The newly-proposed connect-protocol JMX metric can be used to monitor whether internal request verification is enabled for a cluster; if its value is sessioned (or, presumably, a later protocol), then request verification should be enabled.

Reverting an upgrade

Via connect.protocol config

The group coordination protocol will be used to ensure that all workers in a cluster support verification of internal requests before this behavior is enabled; therefore, a rolling upgrade of the cluster will be possible. In line with the regression plan for KIP-415: Incremental Cooperative Rebalancing in Kafka Connect, if it is desirable to disable this behavior for some reason, the connect.protocol configuration can be set to compatible or default for one (or more) workers, and it will automatically be disabled.

Via worker version downgrade

It should also be noted that the above will occur automatically if a worker is downgraded to a prior release of Kafka Connect that does not support the sessioned protocol. If this occurs, the worker will begin emitting error-level log messages when it reads session keys from the config topic. However, the worker will be otherwise unaffected and will continue to function properly (but without the security benefit of internal request verification).

Migrating to a new request signature algorithm

If a new signature algorithm should be used, a rolling upgrade will be possible with the following steps (assuming a new algorithm of HmacSHA489):

  1. Add HmacSHA489 to the internal.key.verification.algorithms list for each worker, and restart them one-by-one
  2. Change the internal.key.signature.algorithm property for each worker to HmacSHA489, and restart them one-by-one
  3. (Optional) Remove the old algorithm from the internal.key.verification.algorithms list for each worker, and restart them one-by-one

Rejected Alternatives

Configurable inter-worker headers

Summary: A new worker configuration would be added that would control auth headers used by workers when making requests to the internal endpoint.

Rejected because: The additional complexity of another required configuration would be negative for users; security already isn't simple to implement with Kafka Connect, and requiring just one more thing for them to add should be avoided if possible. Also, the use of static headers isn't guaranteed to cover all potential auth mechanisms, and would require manual rotation by reconfiguring the worker.

Replace endpoint with Kafka topic

Summary: The REST endpoint could be removed entirely and replaced with a Kafka topic.
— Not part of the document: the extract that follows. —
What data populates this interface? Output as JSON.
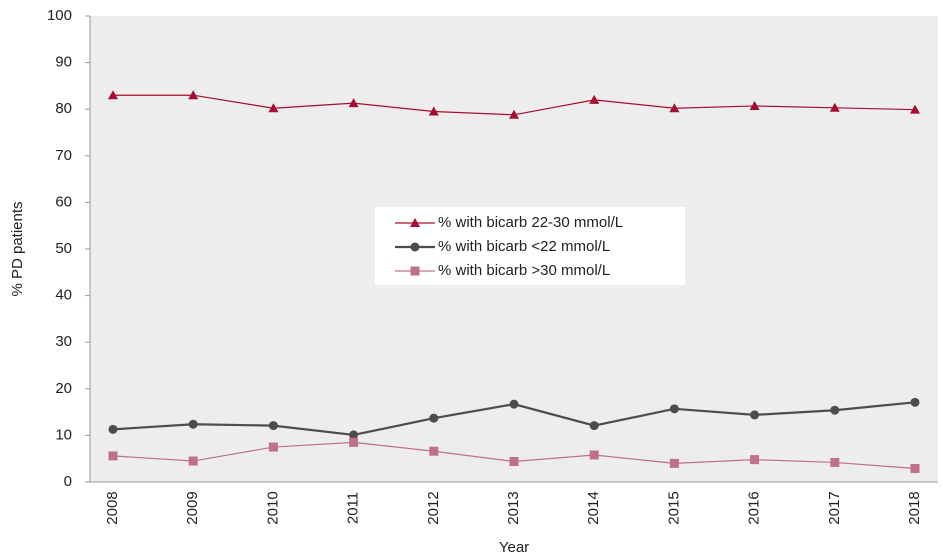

Either an existing internal Connect topic (such as the configs topic) could be used, or a new topic could be added to handle all non-forwarded follower-to-leader communication.
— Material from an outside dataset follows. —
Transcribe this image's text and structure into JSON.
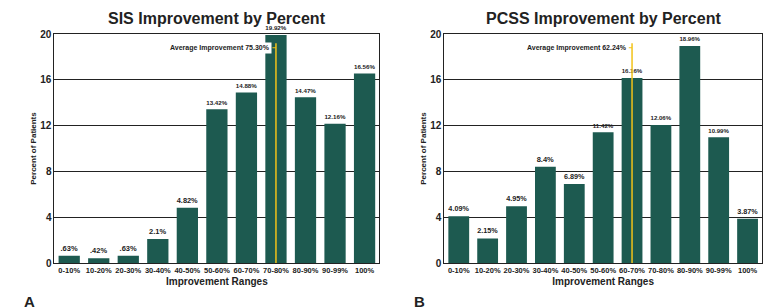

Rejected because: Achieving consensus in a Connect cluster about whether to begin engaging in this new topic-based protocol would require either reworking the Connect group coordination protocol or installing several new configurations and a multi-stage rolling upgrade in order to enable it. Requiring new configurations and a multi-stage rolling upgrade for the default use case of a simple version bump for a cluster would be a much worse user experience, and if the group coordination protocol is going to be reworked, we might as well just use the group coordination protocol to distribute keys instead. Additionally, the added complexity of switch from a synchronous to an asynchronous means of communication for relaying task configurations to the leader would complicate the implementation enough that reworking the group coordination protocol might even be a simpler approach with smaller changes required.

Distribute session key via Connect protocol

Summary: Instead of distributing a session key via the config topic, include the session key as part of the worker assignment handed out during rebalance via the Connect protocol. Periodically force a rebalance in order to rotate session keys.

Rejected because: The implementation complexity of adding a session key to the rebalance protocol would be quite high, and the additional API would complicate the code base significantly. Additionally, there are few, if any advantages, compared to distributing the keys via the config topic.